Secular, won’t discriminate, says Ola after man cancels ride by Muslim driver
Ola urged its customers and drivers to treat each with respect after a man said he cancelled his ride because the driver was a Muslim.india Updated: Apr 22, 2018 21:28 IST
Ride-hailing company Ola on Sunday said it was “secular” and “urged” a customer not to discriminate after he started a Twitter firestorm by posting that he had cancelled his cab because the driver was a Muslim.
The company was responding to Abhishek Mishra, whose verified Twitter account says “Vishwa Hindu Parishad” and that he is a digital and social media advisor. His Facebook profile, which is linked to his Twitter account, says that he works in Lucknow and has “responsibility” of Vishwa Hindu Parishad’s IT cell.
“Cancelled @Olacabs Booking because Driver was Muslim. I don’t want to give my money to Jihadi People,” said Mishra in a Tweet on Friday. He attached a screenshot of his Ola booking which named the cab driver.
At last count his post had been retweeted 545 times and ‘liked’ 895 times with nearly 2,000 comments.

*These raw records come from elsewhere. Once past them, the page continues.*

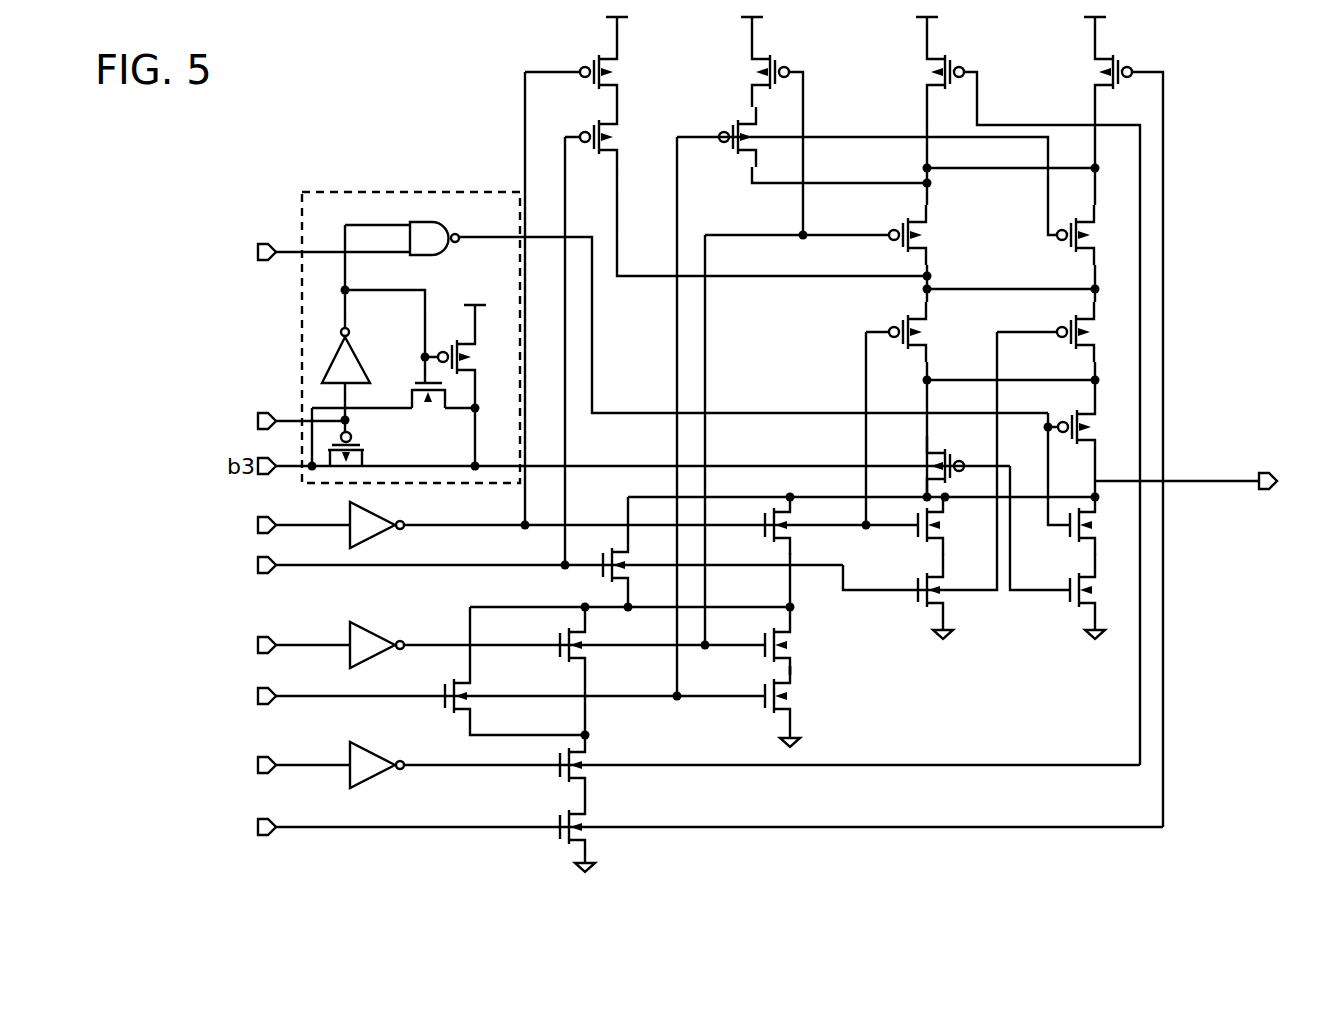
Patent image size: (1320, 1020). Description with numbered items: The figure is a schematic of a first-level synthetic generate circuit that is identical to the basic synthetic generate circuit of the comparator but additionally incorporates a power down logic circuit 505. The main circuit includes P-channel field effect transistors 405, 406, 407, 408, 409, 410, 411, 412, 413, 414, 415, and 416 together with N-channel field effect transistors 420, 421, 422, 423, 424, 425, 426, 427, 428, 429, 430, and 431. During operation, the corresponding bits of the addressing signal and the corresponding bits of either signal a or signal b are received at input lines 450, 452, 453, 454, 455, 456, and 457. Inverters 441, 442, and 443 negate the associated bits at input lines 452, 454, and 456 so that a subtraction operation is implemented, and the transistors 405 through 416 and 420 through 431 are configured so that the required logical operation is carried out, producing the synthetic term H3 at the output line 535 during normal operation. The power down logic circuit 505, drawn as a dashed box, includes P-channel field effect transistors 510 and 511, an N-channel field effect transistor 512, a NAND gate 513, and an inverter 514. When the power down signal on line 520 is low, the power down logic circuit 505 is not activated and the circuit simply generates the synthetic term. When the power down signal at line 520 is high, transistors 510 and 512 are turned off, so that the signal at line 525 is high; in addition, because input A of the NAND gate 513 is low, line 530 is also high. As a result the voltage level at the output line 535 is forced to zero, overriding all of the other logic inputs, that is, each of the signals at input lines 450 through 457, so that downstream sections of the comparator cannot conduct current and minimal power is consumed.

The P-channel field effect transistor 405 is at (611, 73).
The P-channel field effect transistor 406 is at (611, 138).
The P-channel field effect transistor 407 is at (760, 72).
The P-channel field effect transistor 408 is at (748, 138).
The P-channel field effect transistor 409 is at (931, 72).
The P-channel field effect transistor 410 is at (921, 236).
The P-channel field effect transistor 411 is at (921, 333).
The P-channel field effect transistor 412 is at (937, 466).
The P-channel field effect transistor 413 is at (1099, 72).
The P-channel field effect transistor 414 is at (1089, 236).
The P-channel field effect transistor 415 is at (1089, 333).
The P-channel field effect transistor 416 is at (1090, 428).
The N-channel field effect transistor 420 is at (468, 696).
The N-channel field effect transistor 421 is at (582, 645).
The N-channel field effect transistor 422 is at (582, 765).
The N-channel field effect transistor 423 is at (582, 827).
The N-channel field effect transistor 424 is at (625, 565).
The N-channel field effect transistor 425 is at (787, 525).
The N-channel field effect transistor 426 is at (787, 645).
The N-channel field effect transistor 427 is at (787, 696).
The N-channel field effect transistor 428 is at (940, 525).
The N-channel field effect transistor 429 is at (940, 590).
The N-channel field effect transistor 430 is at (1092, 525).
The N-channel field effect transistor 431 is at (1092, 590).
The inverter 441 is at (372, 513).
The inverter 442 is at (373, 634).
The inverter 443 is at (373, 754).
The input line 450 is at (291, 252).
The input line 452 is at (285, 525).
The input line 453 is at (285, 565).
The input line 454 is at (285, 645).
The input line 455 is at (285, 696).
The input line 456 is at (285, 765).
The input line 457 is at (285, 827).
The power down logic circuit 505 is at (352, 192).
The P-channel field effect transistor 510 is at (352, 446).
The P-channel field effect transistor 511 is at (466, 358).
The N-channel field effect transistor 512 is at (418, 382).
The NAND gate 513 is at (440, 222).
The inverter 514 is at (360, 364).
The power down signal line 520 is at (296, 421).
The signal line 525 is at (590, 466).
The NAND output line 530 is at (593, 352).
The output line 535 is at (1200, 481).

Ola responded to Mishra’s tweet after people demanded that the company block his account.
“Ola, like our country, is a secular platform, and we don’t discriminate our driver partners or customers basis their caste, religion, gender or creed. We urge all our customers and driver partners to treat each other with respect at all times,” it said.

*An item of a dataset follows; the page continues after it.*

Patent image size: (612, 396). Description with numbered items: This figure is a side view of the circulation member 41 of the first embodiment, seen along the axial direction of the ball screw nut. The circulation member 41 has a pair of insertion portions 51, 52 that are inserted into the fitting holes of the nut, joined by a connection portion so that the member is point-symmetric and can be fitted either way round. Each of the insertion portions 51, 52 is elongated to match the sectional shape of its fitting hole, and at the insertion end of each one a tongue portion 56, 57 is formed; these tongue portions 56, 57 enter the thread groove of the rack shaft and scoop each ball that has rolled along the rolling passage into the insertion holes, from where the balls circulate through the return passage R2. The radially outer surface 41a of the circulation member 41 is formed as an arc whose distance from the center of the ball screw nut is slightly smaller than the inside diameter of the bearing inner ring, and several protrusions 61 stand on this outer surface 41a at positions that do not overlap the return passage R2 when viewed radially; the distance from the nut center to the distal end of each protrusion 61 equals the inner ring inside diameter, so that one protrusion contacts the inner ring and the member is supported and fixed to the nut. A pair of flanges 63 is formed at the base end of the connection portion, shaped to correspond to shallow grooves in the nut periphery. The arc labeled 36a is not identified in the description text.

Ola, like our country, is a secular platform, and we don't discriminate our driver partners or customers basis their caste, religion, gender or creed. We urge all our customers and driver partners to treat each other with respect at all times.— Ola (@Olacabs) April 22, 2018
Mishra’s account was also reported to Twitter. However, on Sunday evening, he posted a screenshot of a mail sent to him allegedly by the micro-blogging site, saying the content of the tweet did not violate Twitter’s terms.
Several people supported Mishra, saying on Twitter that he had the right to his views.
As the controversy picked up, Mishra said on Twitter that he had a right to choose. In another tweet he referred to the alleged defaming of Hindu gods during protests over the Kathua rape and murder. He also spoke about a “campaign” against a poster of Hindu god Hanuman – an artwork that has been written about in news websites recently.
Hindustan Times has reached out to Mishra for his comment.